3. The Bank’s emergency toolkit: temporary gilt purchases and operational interventions
When market functioning deteriorated sharply in Autumn 2022, the Bank implemented temporary and targeted gilt purchases to stop a fire‑sale spiral and restore liquidity, explicitly citing the need to reduce contagion risk to credit conditions for households and businesses [3] [2]. Those operations were described as time‑limited backstops and later unwound via a demand‑led approach to avoid disrupting monetary policy [13] [2].
4. New contingencies and facilities: preparing for future ructions
Beyond outright purchases, the Bank developed and published tools to help non‑bank financial institutions manage gilt market stress. It unveiled the Contingent Non‑Bank Financial Institution Repo facility — allowing eligible firms to borrow cash against gilt collateral in severe turbulence — and opened applications to strengthen access to liquidity in stressed repo conditions [4] [2].
5. Structural reform agenda: strengthen the gilt‑repo plumbing
Recognising that repo market frictions amplify gilt price moves, the BoE launched a public discussion on enhancing gilt‑repo resilience, proposing two main levers: greater central clearing of gilt repo transactions and minimum haircuts (margins) on non‑centrally cleared repos [5] [14]. Officials argue these reforms could reduce counterparty and liquidity risk, though they acknowledge possible trade‑offs with trading costs and market liquidity [15] [16].
6. How markets read the Budget after the mini‑budget era: relief but caution
When more credible budgets or clearer fiscal plans arrived, gilts rallied and yields fell — banks and asset managers reported renewed appetite, with 10‑year yields moving down and clients returning to gilt exposure — but several economists warned that gains might be fragile if forecasts were optimistic or if longer‑term fiscal risks remained [11] [17] [18]. Some houses still expect yields to remain elevated versus historical norms until credibility is cemented [19] [20].

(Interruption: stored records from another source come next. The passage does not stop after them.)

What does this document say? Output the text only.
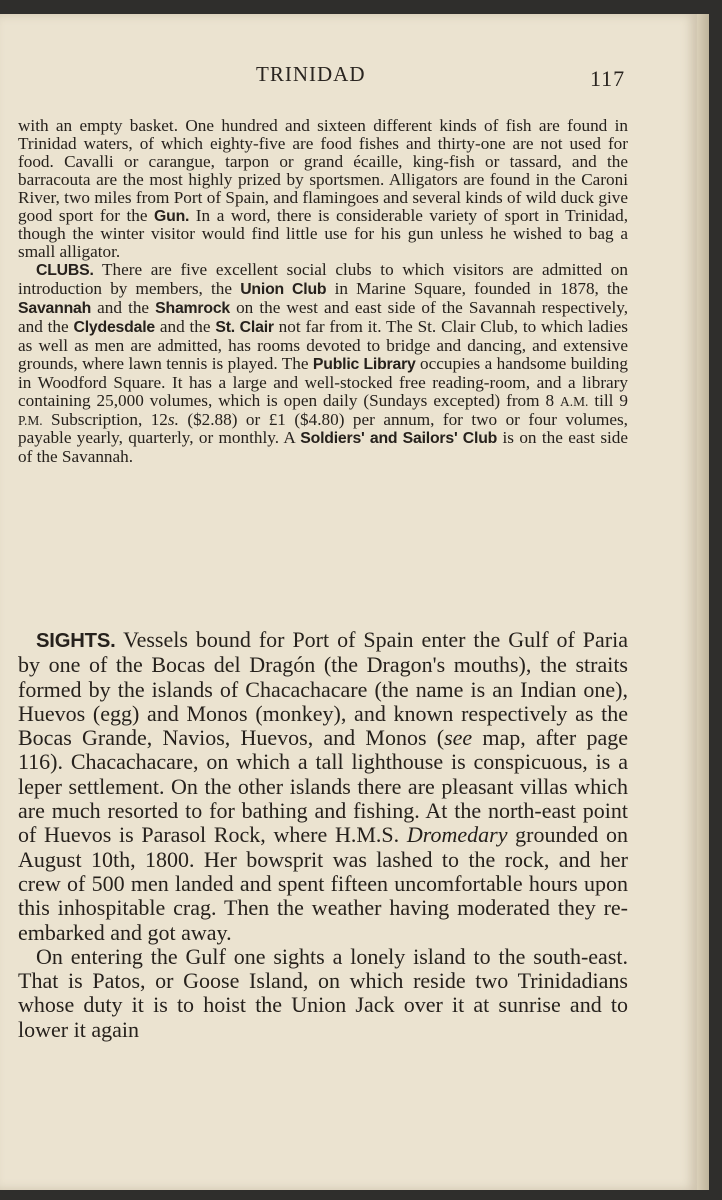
TRINIDAD	117

with an empty basket. One hundred and sixteen different kinds of fish are found in Trinidad waters, of which eighty-five are food fishes and thirty-one are not used for food. Cavalli or carangue, tarpon or grand écaille, king-fish or tassard, and the barracouta are the most highly prized by sportsmen. Alligators are found in the Caroni River, two miles from Port of Spain, and flamingoes and several kinds of wild duck give good sport for the Gun. In a word, there is considerable variety of sport in Trinidad, though the winter visitor would find little use for his gun unless he wished to bag a small alligator.

CLUBS. There are five excellent social clubs to which visitors are admitted on introduction by members, the Union Club in Marine Square, founded in 1878, the Savannah and the Shamrock on the west and east side of the Savannah respectively, and the Clydesdale and the St. Clair not far from it. The St. Clair Club, to which ladies as well as men are admitted, has rooms devoted to bridge and dancing, and extensive grounds, where lawn tennis is played. The Public Library occupies a handsome building in Woodford Square. It has a large and well-stocked free reading-room, and a library containing 25,000 volumes, which is open daily (Sundays excepted) from 8 A.M. till 9 P.M. Subscription, 12s. ($2.88) or £1 ($4.80) per annum, for two or four volumes, payable yearly, quarterly, or monthly. A Soldiers' and Sailors' Club is on the east side of the Savannah.

SIGHTS. Vessels bound for Port of Spain enter the Gulf of Paria by one of the Bocas del Dragón (the Dragon's mouths), the straits formed by the islands of Chacachacare (the name is an Indian one), Huevos (egg) and Monos (monkey), and known respectively as the Bocas Grande, Navios, Huevos, and Monos (see map, after page 116). Chacachacare, on which a tall lighthouse is conspicuous, is a leper settlement. On the other islands there are pleasant villas which are much resorted to for bathing and fishing. At the north-east point of Huevos is Parasol Rock, where H.M.S. Dromedary grounded on August 10th, 1800. Her bowsprit was lashed to the rock, and her crew of 500 men landed and spent fifteen uncomfortable hours upon this inhospitable crag. Then the weather having moderated they re-embarked and got away.

On entering the Gulf one sights a lonely island to the south-east. That is Patos, or Goose Island, on which reside two Trinidadians whose duty it is to hoist the Union Jack over it at sunrise and to lower it again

7. Two competing narratives in the reporting
One strand frames recent gilt volatility as chiefly a technical/market‑structure problem — exacerbated by LDI dynamics, leveraged hedge‑fund repo positions and reduced dealer intermediation — solvable by BoE operations and repo reforms [21] [2]. Another stresses that underlying fiscal choices and elevated issuance remain the root causes and that only credible, deliverable fiscal consolidation will fully normalise term premia [9] [1].
8. Limitations and what reporting does not say
Available sources document BoE interventions, the repo reform proposals and market reactions, but they do not provide a single consensus projection for future gilt yields tied specifically to the mini‑budget’s legacy beyond individual forecasts (available sources do not mention a definitive future path for yields tied solely to the mini‑budget). Nor do they settle whether central clearing or minimum haircuts will be chosen or precisely how they will be calibrated [5] [15].
Bottom line: gilt stress after the mini‑budget reflected both fiscal credibility concerns and fragile market plumbing; the Bank of England used temporary gilt purchases, liquidity facilities and a policy reform agenda (contingent repos, discussion of central clearing/haircuts) to stabilise markets and reduce the risk of future breakdowns [2] [3] [5] [4].